Des délinquants qui s’ignorent...
- Par Jean-Michel Chevalier --
- le 5 juillet 2024
Entre ces deux tours de législatives anticipées, une petite pause politique pour prendre l’air.
Un beau dimanche après-midi, une envie vous prend de vous dégourdir les jambes. Ce petit sentier qui se faufile entre les mélèzes est si tentant… Mais attention, cette balade bucolique pourrait vous coûter... 135 euros d’amende si vous traversez sans autorisation des espaces agricoles et des propriétés forestières privées.
Une mauvaise blague ? Pas du tout. Ce loisir anodin entre désormais dans le cadre de la nouvelle loi qui pénalise « l’intrusion » dans un espace naturel privé. D’ailleurs, la mise en recouvrement de l’amende de 135 euros répond aux mêmes délais que les infractions pour excès de vitesse ou pour un dépassement dangereux. Ou, autrement dit, le PV sera majoré s’il n’est pas acquitté dans les temps. C’est ainsi que le promeneur ou le randonneur devient délinquant !

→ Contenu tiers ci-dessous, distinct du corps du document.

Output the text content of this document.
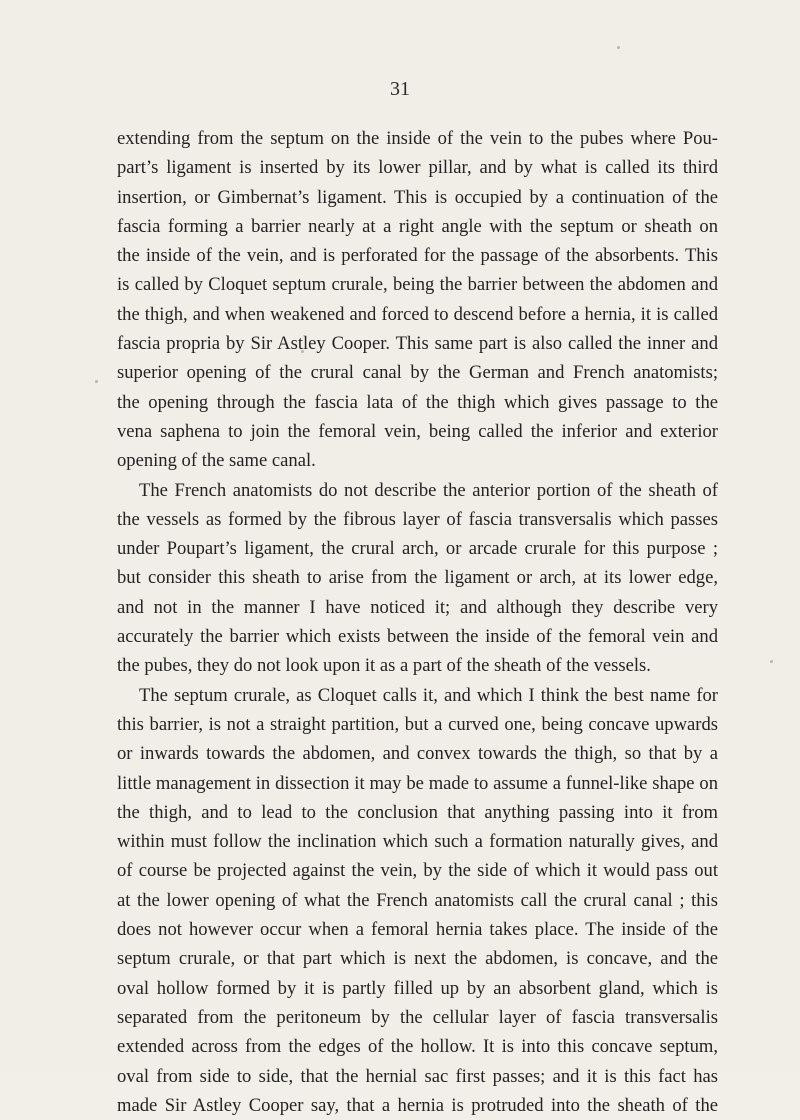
31
extending from the septum on the inside of the vein to the pubes where Pou-
part’s ligament is inserted by its lower pillar, and by what is called its third
insertion, or Gimbernat’s ligament. This is occupied by a continuation of the
fascia forming a barrier nearly at a right angle with the septum or sheath on
the inside of the vein, and is perforated for the passage of the absorbents. This
is called by Cloquet septum crurale, being the barrier between the abdomen and
the thigh, and when weakened and forced to descend before a hernia, it is called
fascia propria by Sir Astley Cooper. This same part is also called the inner and
superior opening of the crural canal by the German and French anatomists;
the opening through the fascia lata of the thigh which gives passage to the
vena saphena to join the femoral vein, being called the inferior and exterior
opening of the same canal.
The French anatomists do not describe the anterior portion of the sheath of
the vessels as formed by the fibrous layer of fascia transversalis which passes
under Poupart’s ligament, the crural arch, or arcade crurale for this purpose ;
but consider this sheath to arise from the ligament or arch, at its lower edge,
and not in the manner I have noticed it; and although they describe very
accurately the barrier which exists between the inside of the femoral vein and
the pubes, they do not look upon it as a part of the sheath of the vessels.
The septum crurale, as Cloquet calls it, and which I think the best name for
this barrier, is not a straight partition, but a curved one, being concave upwards
or inwards towards the abdomen, and convex towards the thigh, so that by a
little management in dissection it may be made to assume a funnel-like shape on
the thigh, and to lead to the conclusion that anything passing into it from
within must follow the inclination which such a formation naturally gives, and
of course be projected against the vein, by the side of which it would pass out
at the lower opening of what the French anatomists call the crural canal ; this
does not however occur when a femoral hernia takes place. The inside of the
septum crurale, or that part which is next the abdomen, is concave, and the
oval hollow formed by it is partly filled up by an absorbent gland, which is
separated from the peritoneum by the cellular layer of fascia transversalis
extended across from the edges of the hollow. It is into this concave septum,
oval from side to side, that the hernial sac first passes; and it is this fact has
made Sir Astley Cooper say, that a hernia is protruded into the sheath of the
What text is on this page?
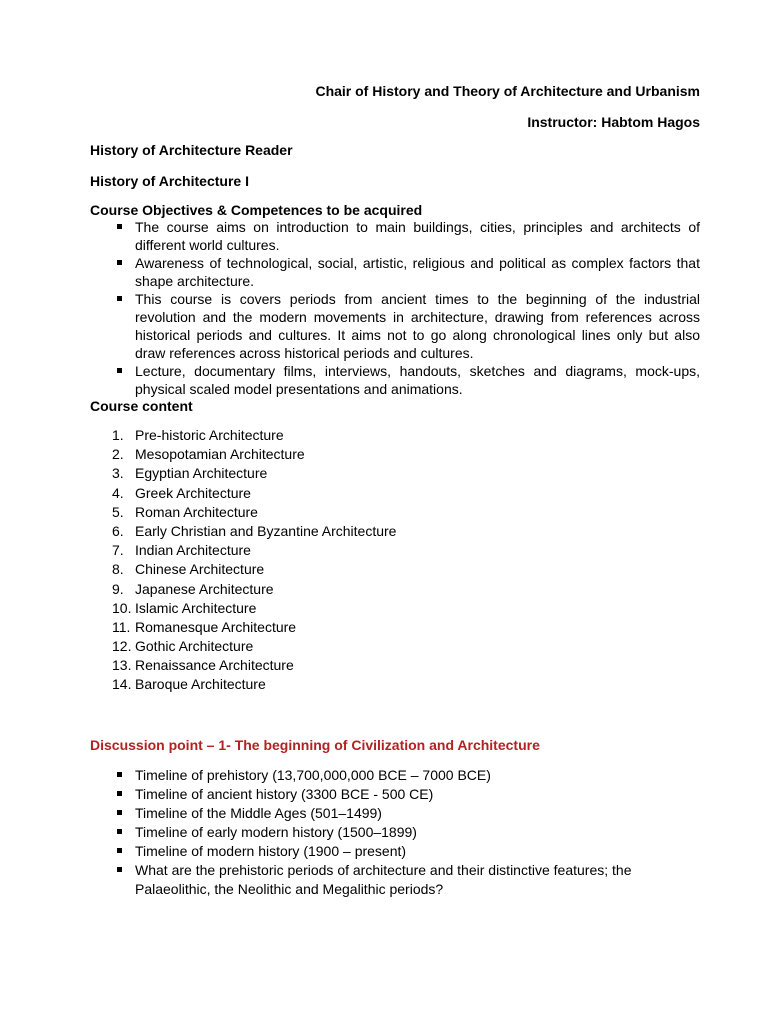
Chair of History and Theory of Architecture and Urbanism
Instructor: Habtom Hagos
History of Architecture Reader
History of Architecture I
Course Objectives & Competences to be acquired
The course aims on introduction to main buildings, cities, principles and architects of different world cultures.
Awareness of technological, social, artistic, religious and political as complex factors that shape architecture.
This course is covers periods from ancient times to the beginning of the industrial revolution and the modern movements in architecture, drawing from references across historical periods and cultures. It aims not to go along chronological lines only but also draw references across historical periods and cultures.
Lecture, documentary films, interviews, handouts, sketches and diagrams, mock-ups, physical scaled model presentations and animations.
Course content
1. Pre-historic Architecture
2. Mesopotamian Architecture
3. Egyptian Architecture
4. Greek Architecture
5. Roman Architecture
6. Early Christian and Byzantine Architecture
7. Indian Architecture
8. Chinese Architecture
9. Japanese Architecture
10. Islamic Architecture
11. Romanesque Architecture
12. Gothic Architecture
13. Renaissance Architecture
14. Baroque Architecture
Discussion point – 1- The beginning of Civilization and Architecture
Timeline of prehistory (13,700,000,000 BCE – 7000 BCE)
Timeline of ancient history (3300 BCE - 500 CE)
Timeline of the Middle Ages (501–1499)
Timeline of early modern history (1500–1899)
Timeline of modern history (1900 – present)
What are the prehistoric periods of architecture and their distinctive features; the Palaeolithic, the Neolithic and Megalithic periods?
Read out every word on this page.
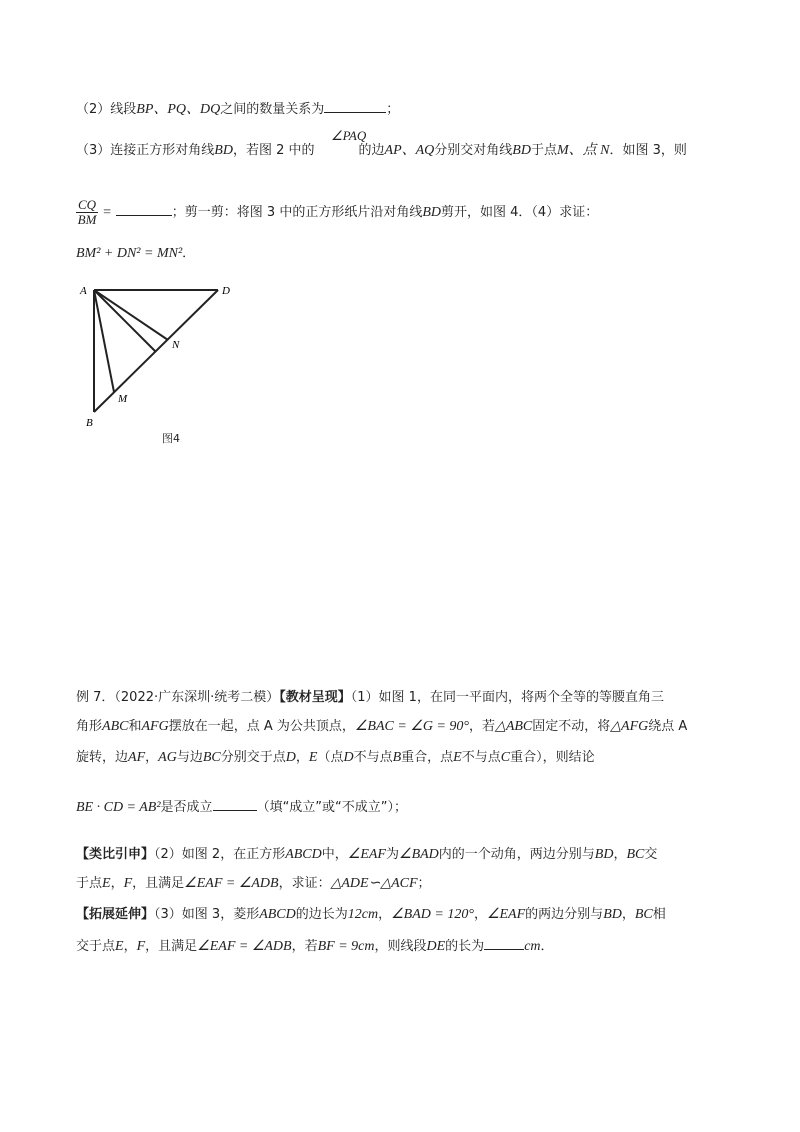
（2）线段BP、PQ、DQ之间的数量关系为	；
∠PAQ
（3）连接正方形对角线BD，若图 2 中的	的边AP、AQ分别交对角线BD于点M、点 N．如图 3，则
$\frac{CQ}{BM}$ =	；剪一剪：将图 3 中的正方形纸片沿对角线BD剪开，如图 4．（4）求证：
BM² + DN² = MN²．
A	D
N
M
B
图4
例 7．（2022·广东深圳·统考二模）【教材呈现】（1）如图 1，在同一平面内，将两个全等的等腰直角三
角形ABC和AFG摆放在一起，点 A 为公共顶点，∠BAC = ∠G = 90°，若△ABC固定不动，将△AFG绕点 A
旋转，边AF，AG与边BC分别交于点D，E（点D不与点B重合，点E不与点C重合），则结论
BE · CD = AB²是否成立	（填“成立”或“不成立”）；
【类比引申】（2）如图 2，在正方形ABCD中，∠EAF为∠BAD内的一个动角，两边分别与BD，BC交
于点E，F，且满足∠EAF = ∠ADB，求证：△ADE∽△ACF；
【拓展延伸】（3）如图 3，菱形ABCD的边长为12cm，∠BAD = 120°，∠EAF的两边分别与BD，BC相
交于点E，F，且满足∠EAF = ∠ADB，若BF = 9cm，则线段DE的长为	cm．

Comment en est-on arrivé là ? Comme toujours pour de bonnes raisons, mais dont les effets secondaires, comme pour les médicaments, s’avèrent toxiques. Le délit « d’intrusion » a été créé par la loi de février 2023 destinée à protéger les lieux sensibles de la surfréquentation des promeneurs ou pour garantir les intérêts économiques des droits de chasse, comme dans la Sologne giboyeuse et fortement « engrillagée » (1). Nous assistons à « la construction effrénée d’immenses parcs de chasse clos par des grillages de deux mètres transformant tout un territoire en camp retranché », s’agace le journal loca. Il indique que les propriétaires, contraint de respecter des normes de hauteur pour les clôtures, ont réussi « à arracher » auprès du législateur cette compensation sur les intrusions des promeneurs sur leurs terrains.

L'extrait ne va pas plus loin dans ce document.